D&T Safety Partnership
A structured approach to workshop safety, training and maintenance throughout the year.
Introducing the D&T Safety Partnership Scheme
Schools often address workshop safety only when a concern arises. This can lead to large amounts of training being arranged at short notice, disruption to teaching, and significant one-off costs. Individual consultancy days can be effective, but they often come as a reactive response rather than part of a planned approach.
The D&T Safety Partnership Scheme is designed to provide a more structured and supportive alternative. Instead of arranging isolated training days, schools work within a planned programme across the year, with agreed dates and predictable costs.
While much of the training delivered through the partnership focuses on health and safety, it is always linked directly to real classroom practice. By understanding the projects your department runs and the schemes of work you teach, training can focus on the specific machines, tools and processes your pupils actually use.
This ongoing partnership also allows support to extend beyond safety training when needed. Sessions can focus on areas such as introducing new specifications, supporting staff transitioning into workshop teaching, or ensuring that equipment and machinery are properly maintained.
The aim is to move workshop safety from being an occasional concern to becoming a planned, integrated part of how the department operates throughout the year.
1) Choose the focus that fits your department
The partnership is tailored around one (or a blend) of the following needs:
H&S and Maintenance – a rolling schedule of staff training alongside workshop checks and planned maintenance.
Art to D&T Teacher Transition – support for teachers moving into workshop-based teaching, including essential safety training linked to the projects they will deliver.

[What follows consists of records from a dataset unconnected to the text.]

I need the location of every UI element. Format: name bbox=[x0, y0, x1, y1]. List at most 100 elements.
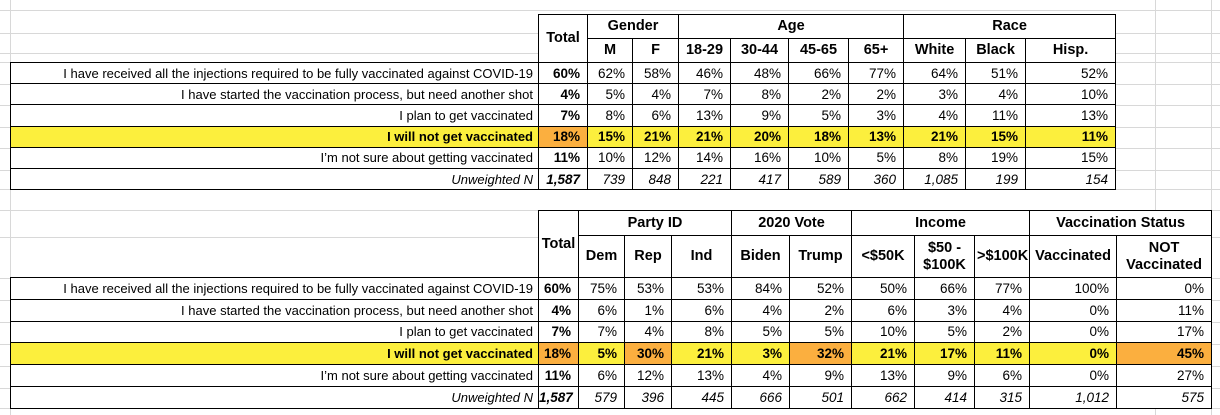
data-cell[interactable]: 62% bbox=[587, 61, 633, 85]
data-cell[interactable]: 45% bbox=[1116, 342, 1213, 366]
data-cell[interactable]: 46% bbox=[678, 61, 732, 85]
data-cell[interactable]: 8% bbox=[671, 320, 732, 344]
data-cell[interactable]: 7% bbox=[538, 104, 588, 127]
data-cell[interactable]: 32% bbox=[788, 342, 853, 366]
data-cell[interactable]: 77% bbox=[974, 277, 1031, 300]
data-cell[interactable]: 6% bbox=[851, 298, 916, 322]
data-cell[interactable]: 4% bbox=[974, 298, 1031, 322]
data-cell[interactable]: 53% bbox=[624, 277, 672, 300]
data-cell[interactable]: 0% bbox=[1029, 342, 1118, 366]
column-header-total[interactable]: Total bbox=[538, 210, 579, 278]
data-cell[interactable]: 66% bbox=[788, 61, 850, 85]
data-cell[interactable]: 0% bbox=[1116, 277, 1213, 300]
data-cell[interactable]: 6% bbox=[578, 364, 625, 387]
data-cell[interactable]: 52% bbox=[1025, 61, 1117, 85]
data-cell[interactable]: 414 bbox=[914, 385, 976, 409]
data-cell[interactable]: 50% bbox=[851, 277, 916, 300]
data-cell[interactable]: 18% bbox=[538, 125, 588, 148]
data-cell[interactable]: 4% bbox=[538, 83, 588, 106]
data-cell[interactable]: 662 bbox=[851, 385, 916, 409]
data-cell[interactable]: 575 bbox=[1116, 385, 1213, 409]
column-header-under-50k[interactable]: <$50K bbox=[851, 235, 916, 278]
data-cell[interactable]: 360 bbox=[848, 167, 905, 191]
data-cell[interactable]: 51% bbox=[965, 61, 1027, 85]
data-cell[interactable]: 11% bbox=[538, 146, 588, 169]
group-header-race[interactable]: Race bbox=[903, 14, 1117, 39]
group-header-2020-vote[interactable]: 2020 Vote bbox=[730, 210, 853, 236]
row-label[interactable]: I’m not sure about getting vaccinated bbox=[10, 364, 539, 387]
data-cell[interactable]: 52% bbox=[788, 277, 853, 300]
data-cell[interactable]: 154 bbox=[1025, 167, 1117, 191]
data-cell[interactable]: 11% bbox=[1025, 125, 1117, 148]
column-header-vaccinated[interactable]: Vaccinated bbox=[1029, 235, 1118, 278]
data-cell[interactable]: 1,587 bbox=[538, 385, 579, 409]
column-header-65plus[interactable]: 65+ bbox=[848, 38, 905, 63]
data-cell[interactable]: 21% bbox=[631, 125, 680, 148]
data-cell[interactable]: 5% bbox=[914, 320, 976, 344]
data-cell[interactable]: 20% bbox=[730, 125, 790, 148]
data-cell[interactable]: 2% bbox=[974, 320, 1031, 344]
row-label[interactable]: I will not get vaccinated bbox=[10, 125, 539, 148]
data-cell[interactable]: 58% bbox=[631, 61, 680, 85]
column-header-trump[interactable]: Trump bbox=[788, 235, 853, 278]
data-cell[interactable]: 12% bbox=[624, 364, 672, 387]
data-cell[interactable]: 48% bbox=[730, 61, 790, 85]
data-cell[interactable]: 589 bbox=[788, 167, 850, 191]
data-cell[interactable]: 2% bbox=[848, 83, 905, 106]
data-cell[interactable]: 5% bbox=[578, 342, 625, 366]
data-cell[interactable]: 18% bbox=[538, 342, 579, 366]
data-cell[interactable]: 4% bbox=[731, 298, 790, 322]
data-cell[interactable]: 13% bbox=[671, 364, 732, 387]
data-cell[interactable]: 315 bbox=[974, 385, 1031, 409]
data-cell[interactable]: 30% bbox=[624, 342, 672, 366]
data-cell[interactable]: 1% bbox=[624, 298, 672, 322]
data-cell[interactable]: 13% bbox=[848, 125, 905, 148]
data-cell[interactable]: 0% bbox=[1029, 364, 1118, 387]
data-cell[interactable]: 10% bbox=[788, 146, 850, 169]
data-cell[interactable]: 1,012 bbox=[1029, 385, 1118, 409]
data-cell[interactable]: 19% bbox=[965, 146, 1027, 169]
column-header-m[interactable]: M bbox=[587, 38, 633, 63]
column-header-f[interactable]: F bbox=[631, 38, 680, 63]
data-cell[interactable]: 21% bbox=[671, 342, 732, 366]
column-header-hisp[interactable]: Hisp. bbox=[1025, 38, 1117, 63]
data-cell[interactable]: 9% bbox=[788, 364, 853, 387]
column-header-18-29[interactable]: 18-29 bbox=[678, 38, 732, 63]
row-label[interactable]: I have started the vaccination process, … bbox=[10, 298, 539, 322]
data-cell[interactable]: 8% bbox=[903, 146, 967, 169]
column-header-not-vaccinated[interactable]: NOT Vaccinated bbox=[1116, 235, 1213, 278]
data-cell[interactable]: 75% bbox=[578, 277, 625, 300]
data-cell[interactable]: 15% bbox=[587, 125, 633, 148]
data-cell[interactable]: 21% bbox=[903, 125, 967, 148]
data-cell[interactable]: 739 bbox=[587, 167, 633, 191]
data-cell[interactable]: 7% bbox=[538, 320, 579, 344]
data-cell[interactable]: 5% bbox=[587, 83, 633, 106]
data-cell[interactable]: 10% bbox=[851, 320, 916, 344]
data-cell[interactable]: 10% bbox=[1025, 83, 1117, 106]
data-cell[interactable]: 60% bbox=[538, 277, 579, 300]
data-cell[interactable]: 100% bbox=[1029, 277, 1118, 300]
data-cell[interactable]: 221 bbox=[678, 167, 732, 191]
row-label[interactable]: Unweighted N bbox=[10, 385, 539, 409]
data-cell[interactable]: 3% bbox=[848, 104, 905, 127]
data-cell[interactable]: 27% bbox=[1116, 364, 1213, 387]
data-cell[interactable]: 1,587 bbox=[538, 167, 588, 191]
column-header-dem[interactable]: Dem bbox=[578, 235, 625, 278]
data-cell[interactable]: 2% bbox=[788, 83, 850, 106]
data-cell[interactable]: 17% bbox=[914, 342, 976, 366]
data-cell[interactable]: 4% bbox=[624, 320, 672, 344]
data-cell[interactable]: 4% bbox=[903, 104, 967, 127]
data-cell[interactable]: 84% bbox=[731, 277, 790, 300]
data-cell[interactable]: 0% bbox=[1029, 320, 1118, 344]
data-cell[interactable]: 16% bbox=[730, 146, 790, 169]
column-header-biden[interactable]: Biden bbox=[731, 235, 790, 278]
data-cell[interactable]: 0% bbox=[1029, 298, 1118, 322]
data-cell[interactable]: 6% bbox=[671, 298, 732, 322]
data-cell[interactable]: 21% bbox=[678, 125, 732, 148]
data-cell[interactable]: 53% bbox=[671, 277, 732, 300]
column-header-over-100k[interactable]: >$100K bbox=[974, 235, 1031, 278]
row-label[interactable]: Unweighted N bbox=[10, 167, 539, 191]
data-cell[interactable]: 6% bbox=[578, 298, 625, 322]
row-label[interactable]: I have started the vaccination process, … bbox=[10, 83, 539, 106]
column-header-black[interactable]: Black bbox=[965, 38, 1027, 63]
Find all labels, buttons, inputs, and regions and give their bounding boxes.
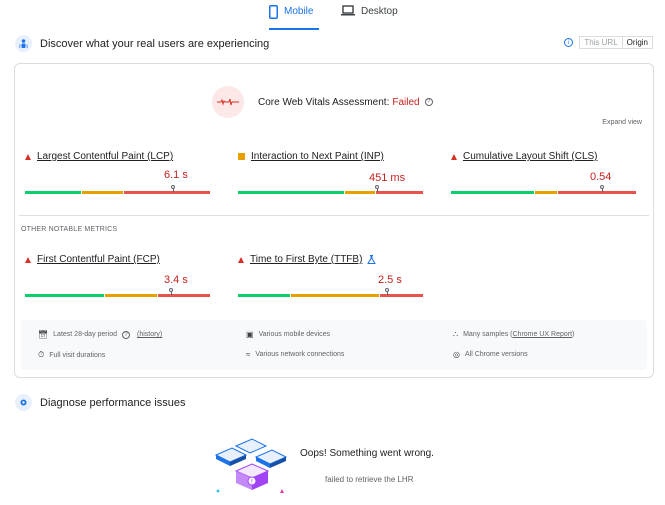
other-metrics-heading: OTHER NOTABLE METRICS [21, 226, 118, 233]
chrome-versions: ◎ All Chrome versions [453, 350, 528, 359]
phone-icon [269, 5, 278, 19]
users-icon [15, 35, 32, 52]
versions-label: All Chrome versions [464, 351, 528, 358]
metric-fcp-bar [25, 294, 211, 297]
tab-mobile[interactable]: Mobile [269, 5, 319, 30]
field-data-card: Core Web Vitals Assessment: Failed ? Exp… [14, 63, 654, 378]
metric-cls-bar [451, 191, 637, 194]
failed-pulse-icon [212, 86, 244, 118]
diagnose-icon [15, 394, 32, 411]
field-data-title: Discover what your real users are experi… [40, 37, 270, 50]
samples-suffix: ) [572, 331, 575, 338]
metric-inp-marker [375, 185, 379, 189]
metric-cls-value: 0.54 [590, 171, 612, 183]
metric-ttfb-bar [238, 294, 424, 297]
wifi-icon: ≈ [246, 350, 251, 359]
url-origin-toggle: i This URL Origin [564, 36, 653, 49]
cwv-assessment: Core Web Vitals Assessment: Failed ? [212, 86, 433, 118]
section-divider [19, 215, 649, 216]
metric-lcp-marker [171, 185, 175, 189]
samples-prefix: Many samples ( [463, 331, 513, 338]
timer-icon: ⏱︎ [38, 350, 45, 359]
history-link[interactable]: (history) [136, 331, 163, 338]
metric-fcp-marker [169, 288, 173, 292]
tab-desktop[interactable]: Desktop [341, 5, 401, 30]
device-tabs: Mobile Desktop [0, 0, 665, 30]
metric-cls-marker [600, 185, 604, 189]
svg-text:!: ! [251, 479, 253, 486]
metric-inp-bar [238, 191, 424, 194]
field-data-header: Discover what your real users are experi… [15, 35, 269, 52]
samples-icon: ∴ [453, 330, 459, 339]
help-icon[interactable]: ? [424, 98, 433, 106]
visit-durations: ⏱︎ Full visit durations [38, 350, 105, 360]
diagnose-header: Diagnose performance issues [15, 394, 186, 411]
poor-triangle-icon [25, 256, 31, 263]
metric-lcp-value: 6.1 s [164, 169, 188, 181]
tab-mobile-label: Mobile [284, 6, 314, 17]
metric-cls-name[interactable]: Cumulative Layout Shift (CLS) [463, 151, 598, 162]
metric-ttfb-name[interactable]: Time to First Byte (TTFB) [250, 254, 363, 265]
poor-triangle-icon [25, 153, 31, 160]
metric-inp-name[interactable]: Interaction to Next Paint (INP) [251, 151, 384, 162]
this-url-toggle[interactable]: This URL [579, 36, 623, 49]
device-types: ▣ Various mobile devices [246, 330, 330, 339]
tab-desktop-label: Desktop [361, 6, 398, 17]
error-illustration: ! [214, 438, 288, 493]
poor-triangle-icon [238, 256, 244, 263]
collection-period: 📅︎ Latest 28-day period ? (history) [38, 330, 162, 339]
laptop-icon [341, 5, 355, 16]
poor-triangle-icon [451, 153, 457, 160]
metric-lcp: Largest Contentful Paint (LCP) 6.1 s [25, 151, 211, 194]
expand-view-link[interactable]: Expand view [602, 119, 642, 126]
metric-inp: Interaction to Next Paint (INP) 451 ms [238, 151, 424, 194]
data-info-footer: 📅︎ Latest 28-day period ? (history) ⏱︎ F… [21, 320, 647, 370]
metric-ttfb: Time to First Byte (TTFB) 2.5 s [238, 254, 424, 297]
metric-fcp-name[interactable]: First Contentful Paint (FCP) [37, 254, 160, 265]
error-detail: failed to retrieve the LHR [325, 475, 414, 484]
assessment-status: Failed [392, 96, 420, 108]
sample-count: ∴ Many samples (Chrome UX Report) [453, 330, 574, 339]
calendar-icon: 📅︎ [38, 330, 49, 339]
experimental-flask-icon [367, 255, 377, 264]
diagnose-title: Diagnose performance issues [40, 396, 186, 409]
metric-cls: Cumulative Layout Shift (CLS) 0.54 [451, 151, 637, 194]
network-types: ≈ Various network connections [246, 350, 344, 359]
assessment-label: Core Web Vitals Assessment: [258, 96, 390, 108]
metric-lcp-name[interactable]: Largest Contentful Paint (LCP) [37, 151, 174, 162]
chrome-ux-report-link[interactable]: Chrome UX Report [512, 331, 573, 338]
metric-ttfb-value: 2.5 s [378, 274, 402, 286]
metric-fcp-value: 3.4 s [164, 274, 188, 286]
durations-label: Full visit durations [49, 351, 106, 359]
error-title: Oops! Something went wrong. [300, 448, 434, 459]
metric-fcp: First Contentful Paint (FCP) 3.4 s [25, 254, 211, 297]
info-icon[interactable]: i [564, 38, 574, 47]
devices-label: Various mobile devices [258, 331, 331, 338]
average-square-icon [238, 153, 245, 160]
metric-ttfb-marker [385, 288, 389, 292]
devices-icon: ▣ [246, 330, 254, 339]
network-label: Various network connections [255, 351, 345, 358]
origin-toggle[interactable]: Origin [622, 36, 653, 49]
help-icon[interactable]: ? [121, 330, 130, 339]
chrome-icon: ◎ [453, 350, 460, 359]
metric-lcp-bar [25, 191, 211, 194]
period-label: Latest 28-day period [53, 331, 117, 338]
metric-inp-value: 451 ms [369, 172, 406, 184]
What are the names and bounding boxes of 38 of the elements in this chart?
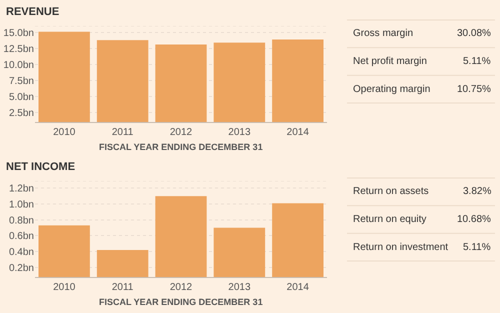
text: 3.82% <box>463 186 492 197</box>
y-tick-label: 1.0bn <box>8 200 34 211</box>
y-tick-label: 0.4bn <box>8 247 34 258</box>
text: Net profit margin <box>353 56 427 67</box>
y-tick-label: 7.5bn <box>8 76 34 87</box>
x-tick-label: 2012 <box>170 282 193 293</box>
text: Operating margin <box>353 84 430 95</box>
text: Gross margin <box>353 28 414 39</box>
y-tick-label: 0.2bn <box>8 262 34 274</box>
x-tick-label: 2010 <box>53 282 76 293</box>
x-tick-label: 2013 <box>228 282 251 293</box>
y-tick-label: 0.6bn <box>8 231 34 242</box>
x-tick-label: 2011 <box>112 282 134 293</box>
text: Return on assets <box>353 186 429 197</box>
text: 5.11% <box>463 56 491 67</box>
x-tick-label: 2011 <box>112 127 134 138</box>
x-axis-title: FISCAL YEAR ENDING DECEMBER 31 <box>99 142 263 152</box>
y-tick-label: 12.5bn <box>3 44 34 55</box>
text: 5.11% <box>463 242 491 253</box>
y-tick-label: 15.0bn <box>3 28 34 39</box>
text: 30.08% <box>457 28 492 39</box>
y-tick-label: 5.0bn <box>8 92 34 103</box>
x-axis-title: FISCAL YEAR ENDING DECEMBER 31 <box>99 297 263 307</box>
x-tick-label: 2014 <box>286 127 310 138</box>
y-tick-label: 10.0bn <box>3 60 34 71</box>
text: 10.68% <box>457 214 492 225</box>
chart-title: REVENUE <box>6 6 60 18</box>
chart-title: NET INCOME <box>6 161 76 173</box>
y-tick-label: 1.2bn <box>8 184 34 195</box>
text: 10.75% <box>457 84 492 95</box>
x-tick-label: 2010 <box>53 127 76 138</box>
y-tick-label: 0.8bn <box>8 215 34 226</box>
text: Return on investment <box>353 242 448 253</box>
x-tick-label: 2012 <box>170 127 193 138</box>
text: Return on equity <box>353 214 426 225</box>
x-tick-label: 2013 <box>228 127 251 138</box>
x-tick-label: 2014 <box>286 282 310 293</box>
y-tick-label: 2.5bn <box>8 108 34 119</box>
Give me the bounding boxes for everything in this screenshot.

D&T to 3D Design Transition – support for departments moving towards a 3D Design route, ensuring safe practice remains embedded while teaching and assessment approaches change.
New Head of Department Support – practical help putting robust systems in place: safe working practice, risk assessment routines, staff competence tracking and workshop organisation.
2) A planned annual schedule
The partnership is delivered through a predictable cycle across the year:
Summer Term (last two weeks of term)
You receive two days of H&S or CPD. This is typically used to build staff confidence before the summer break and to prepare for any changes to projects, staffing or workshop routines for the year ahead. Where appropriate, this can include targeted training for new staff or teachers transitioning into D&T/3D workshop practice.
Summer Holiday (start of holidays)
A Safety Audit is carried out at the start of the holidays. This provides a clear snapshot of current workshop practice and identifies any actions needed. Schools typically use this audit to set priorities for the year ahead and to ensure any issues are addressed before students return.
Summer Holiday (during the holidays)
Workshop Maintenance is scheduled during the holiday period, allowing machines to be checked and adjusted without disruption to teaching. Where required, maintenance can be linked directly to the findings of the audit so that any practical issues are resolved while the workshop is quieter and access is easier.
Autumn Term (last week of term)
You receive one further day of H&S (or CPD). This is often used as a mid-year check-in: refreshing safe working routines, addressing any new staff needs, or tightening up practice once the year is underway.
Spring Term (last week of term)
A final one day of H&S (or CPD) provides a spring review point, supporting consistency and ensuring staff remain confident and current in workshop safety practice. This is also a good point in the year to refine paperwork, routines and supervision approaches ahead of summer practical work and assessment deadlines.
3) Training that links directly to teaching
Where the partnership includes CPD, it is assumed that much of it will be safety-led, but delivered through real classroom practice. That means training is shaped around:
the projects you actually run,
the machines and processes pupils are using,
and the way your department teaches and assesses practical work.
Over time, this approach allows training to be more specific, more relevant, and far easier to embed than a one-off generic session.
4) Discounted evening support throughout the year
Alongside the scheduled days, partner schools have access to discounted evening support consultancy throughout the year. This is designed for the kinds of issues that don’t justify a whole day but still need expert input — for example, quick guidance on safe practice, troubleshooting workshop routines, or targeted support with a specific machine/process.
5) Clear outcomes and documentation
The partnership is designed to leave schools with clear, usable outputs rather than vague advice. Depending on your school’s priorities, this may include:
an audit summary with recommended actions,
a training record for staff sessions delivered,
and a plan for maintenance and follow-up items.
This helps departments demonstrate a structured approach to workshop safety and staff competence over time.
6) Cost Effective
The partnership is also designed to be a cost-effective alternative to reactive consultancy. When safety concerns arise unexpectedly, schools often end up booking multiple training days in quick succession, which can be disruptive to teaching and difficult to budget for. By planning support across the year, departments can spread training, review and maintenance in a manageable way while avoiding the need for last-minute intervention.
A structured programme also allows training and support to be more targeted and efficient. Because time is spent understanding how your department works — including the projects taught, machines used and staff experience — sessions can focus on the areas that genuinely need attention rather than repeating generic guidance. This makes each visit more valuable while helping departments maintain safe and consistent workshop practice over time.